Admissibility of a Pediatrician’s Opinion In Child Abuse Cases

In State v. Butler, 256 Ga. 448 (349 S.E.2d 684) (1986), our Supreme Court established a very broad view regarding the admissibility of a pediatrician's opinion that a child had actually been abused based on a physical examination and medical history.

In that case, the Supreme Court held:

The expert's opinion that the child had been sexually abused was based on her physical examination of the child as well as on the history related to her by the child.

This opinion was admissible under the rule that medical opinions concerning a patient's physical condition are admissible in evidence even when they are based in part on the physical history elicited from the patient.. . .
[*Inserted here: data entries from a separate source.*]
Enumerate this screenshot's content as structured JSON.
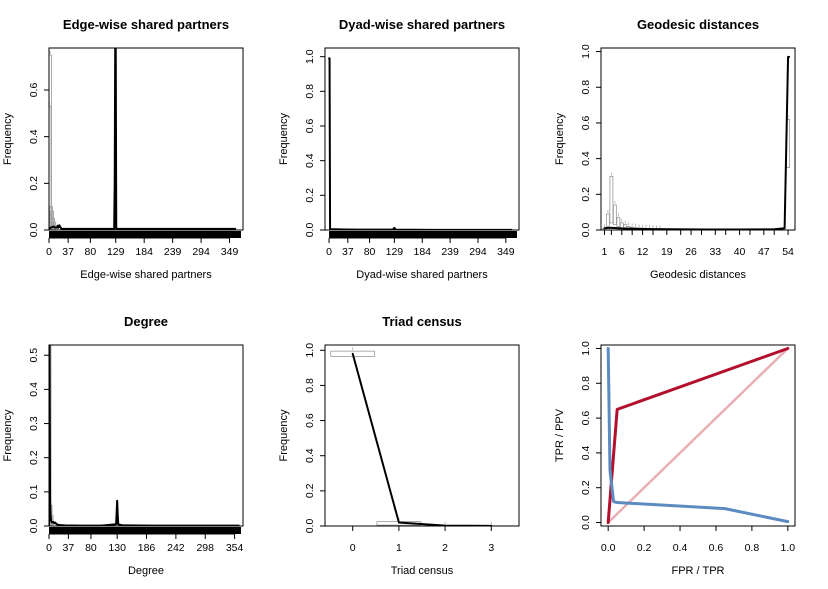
{
  "chart_data": [
    {
      "type": "line",
      "title": "Edge-wise shared partners",
      "xlabel": "Edge-wise shared partners",
      "ylabel": "Frequency",
      "xlim": [
        0,
        375
      ],
      "ylim": [
        0,
        0.78
      ],
      "xticks": [
        0,
        37,
        80,
        129,
        184,
        239,
        294,
        349
      ],
      "yticks": [
        0,
        0.2,
        0.4,
        0.6
      ],
      "rug": true,
      "series": [
        {
          "role": "simulated",
          "style": "gray-box",
          "boxes": [
            [
              1,
              0,
              0.53
            ],
            [
              2,
              0,
              0.75
            ],
            [
              4,
              0,
              0.1
            ],
            [
              6,
              0,
              0.08
            ],
            [
              8,
              0,
              0.05
            ],
            [
              10,
              0,
              0.03
            ],
            [
              13,
              0,
              0.02
            ]
          ]
        },
        {
          "role": "observed",
          "style": "black-line",
          "x": [
            0,
            3,
            6,
            9,
            12,
            15,
            17,
            18,
            20,
            22,
            24,
            126,
            127,
            128,
            129,
            130,
            360
          ],
          "y": [
            0.005,
            0.01,
            0.012,
            0.015,
            0.01,
            0.01,
            0.018,
            0.01,
            0.02,
            0.012,
            0.005,
            0.005,
            0.2,
            0.78,
            0.78,
            0.005,
            0.005
          ]
        }
      ]
    },
    {
      "type": "line",
      "title": "Dyad-wise shared partners",
      "xlabel": "Dyad-wise shared partners",
      "ylabel": "Frequency",
      "xlim": [
        -8,
        375
      ],
      "ylim": [
        0,
        1.05
      ],
      "xticks": [
        0,
        37,
        80,
        129,
        184,
        239,
        294,
        349
      ],
      "yticks": [
        0,
        0.2,
        0.4,
        0.6,
        0.8,
        1.0
      ],
      "rug": true,
      "series": [
        {
          "role": "simulated",
          "style": "gray-box",
          "boxes": []
        },
        {
          "role": "observed",
          "style": "black-line",
          "x": [
            0,
            1,
            2,
            30,
            60,
            100,
            126,
            128,
            129,
            130,
            132,
            200,
            360
          ],
          "y": [
            0.99,
            0.99,
            0.005,
            0.003,
            0.002,
            0.002,
            0.002,
            0.01,
            0.012,
            0.008,
            0.002,
            0.001,
            0.001
          ]
        }
      ]
    },
    {
      "type": "line",
      "title": "Geodesic distances",
      "xlabel": "Geodesic distances",
      "ylabel": "Frequency",
      "xlim": [
        0,
        56
      ],
      "ylim": [
        0,
        1.02
      ],
      "xticks": [
        1,
        3,
        6,
        9,
        12,
        15,
        19,
        23,
        26,
        29,
        33,
        36,
        40,
        43,
        47,
        50,
        54
      ],
      "xticklabels": [
        "1",
        "",
        "6",
        "",
        "12",
        "",
        "19",
        "",
        "26",
        "",
        "33",
        "",
        "40",
        "",
        "47",
        "",
        "54"
      ],
      "yticks": [
        0,
        0.2,
        0.4,
        0.6,
        0.8,
        1.0
      ],
      "rug": false,
      "series": [
        {
          "role": "simulated",
          "style": "gray-box",
          "boxes": [
            [
              1,
              0,
              0.01
            ],
            [
              2,
              0.02,
              0.09
            ],
            [
              3,
              0.04,
              0.3
            ],
            [
              4,
              0.03,
              0.14
            ],
            [
              5,
              0.02,
              0.07
            ],
            [
              6,
              0.01,
              0.04
            ],
            [
              7,
              0.005,
              0.03
            ],
            [
              8,
              0.003,
              0.02
            ],
            [
              9,
              0.002,
              0.015
            ],
            [
              10,
              0.001,
              0.012
            ],
            [
              11,
              0.001,
              0.01
            ],
            [
              12,
              0,
              0.008
            ],
            [
              13,
              0,
              0.006
            ],
            [
              14,
              0,
              0.005
            ],
            [
              15,
              0,
              0.004
            ],
            [
              16,
              0,
              0.003
            ],
            [
              17,
              0,
              0.002
            ],
            [
              54,
              0.35,
              0.62
            ]
          ]
        },
        {
          "role": "observed",
          "style": "black-line",
          "x": [
            1,
            2,
            3,
            4,
            5,
            6,
            8,
            10,
            15,
            20,
            30,
            40,
            50,
            53,
            54,
            54.3
          ],
          "y": [
            0.01,
            0.012,
            0.012,
            0.011,
            0.01,
            0.009,
            0.008,
            0.007,
            0.005,
            0.004,
            0.003,
            0.003,
            0.004,
            0.01,
            0.97,
            0.97
          ]
        }
      ]
    },
    {
      "type": "line",
      "title": "Degree",
      "xlabel": "Degree",
      "ylabel": "Frequency",
      "xlim": [
        0,
        370
      ],
      "ylim": [
        0,
        0.53
      ],
      "xticks": [
        0,
        37,
        80,
        130,
        186,
        242,
        298,
        354
      ],
      "yticks": [
        0,
        0.1,
        0.2,
        0.3,
        0.4,
        0.5
      ],
      "rug": true,
      "series": [
        {
          "role": "simulated",
          "style": "gray-box",
          "boxes": [
            [
              1,
              0,
              0.53
            ],
            [
              3,
              0,
              0.06
            ],
            [
              5,
              0,
              0.03
            ]
          ]
        },
        {
          "role": "observed",
          "style": "black-line",
          "x": [
            0,
            1,
            2,
            3,
            4,
            6,
            8,
            10,
            12,
            14,
            16,
            20,
            30,
            60,
            100,
            128,
            129,
            130,
            131,
            132,
            140,
            200,
            362
          ],
          "y": [
            0.002,
            0.53,
            0.08,
            0.03,
            0.015,
            0.01,
            0.012,
            0.008,
            0.01,
            0.006,
            0.004,
            0.003,
            0.002,
            0.001,
            0.001,
            0.005,
            0.04,
            0.074,
            0.035,
            0.005,
            0.002,
            0.001,
            0.001
          ]
        }
      ]
    },
    {
      "type": "line",
      "title": "Triad census",
      "xlabel": "Triad census",
      "ylabel": "Frequency",
      "xlim": [
        -0.6,
        3.6
      ],
      "ylim": [
        0,
        1.03
      ],
      "xticks": [
        0,
        1,
        2,
        3
      ],
      "yticks": [
        0,
        0.2,
        0.4,
        0.6,
        0.8,
        1.0
      ],
      "rug": false,
      "series": [
        {
          "role": "simulated",
          "style": "gray-box-wide",
          "boxes": [
            [
              0,
              0.965,
              0.995
            ],
            [
              1,
              0.005,
              0.025
            ],
            [
              2,
              0.0005,
              0.002
            ],
            [
              3,
              0,
              0.001
            ]
          ]
        },
        {
          "role": "observed",
          "style": "black-line",
          "x": [
            0,
            1,
            2,
            3
          ],
          "y": [
            0.98,
            0.02,
            0.002,
            0.0005
          ]
        }
      ]
    },
    {
      "type": "line",
      "title": "",
      "xlabel": "FPR / TPR",
      "ylabel": "TPR / PPV",
      "xlim": [
        -0.04,
        1.04
      ],
      "ylim": [
        -0.02,
        1.02
      ],
      "xticks": [
        0,
        0.2,
        0.4,
        0.6,
        0.8,
        1.0
      ],
      "yticks": [
        0,
        0.2,
        0.4,
        0.6,
        0.8,
        1.0
      ],
      "rug": false,
      "series": [
        {
          "role": "diagonal",
          "color": "#E8B0B4",
          "x": [
            0,
            1
          ],
          "y": [
            0,
            1
          ]
        },
        {
          "role": "roc",
          "color": "#B2102C",
          "x": [
            0,
            0.05,
            1
          ],
          "y": [
            0,
            0.65,
            1
          ]
        },
        {
          "role": "pr",
          "color": "#5B8BC0",
          "x": [
            0,
            0.01,
            0.03,
            0.05,
            0.65,
            1
          ],
          "y": [
            1,
            0.3,
            0.12,
            0.115,
            0.08,
            0.005
          ]
        }
      ]
    }
  ]
}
There is no question that the expert was competent as an expert -- a pediatrician with expertise in child molestation.

Nor is there any question that her conclusion that the child had been molested was one which the jurors would not ordinarily be able to draw for themselves.

Thus, the expert's opinion was admissible . . . , and the fact that her testimony indirectly, though necessarily, involved the child's credibility does not render it inadmissible. Id. at 449-450.
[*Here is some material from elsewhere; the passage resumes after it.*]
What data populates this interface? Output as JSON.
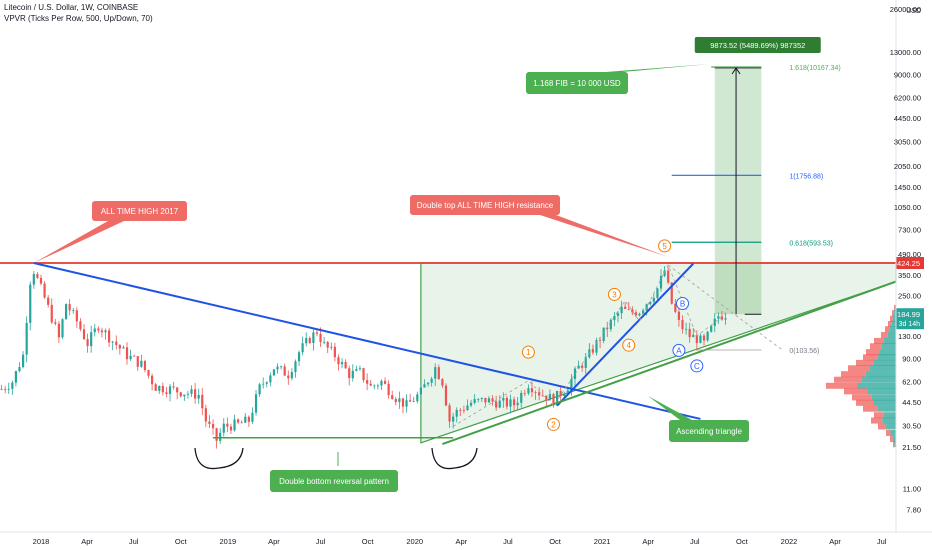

Subsequent to this decision, the Court followed suit, finding in a number of cases that a pediatrician could opine, based on a physical examination of the victim, that an act of molestation actually occurred, as long as the expert did not also specifically name the defendant as the perpetrator.

See:

     Strickland v. State, 212 Ga. App. 170, 173 (4) (441 S.E.2d 494) (1994);

     Karvonen v. State, 205 Ga. App. 852, 853 (2) (424 S.E.2d 47) (1992);

     Johnson v. State, 186 Ga. App. 77, 78 (366 S.E.2d 409) (1988).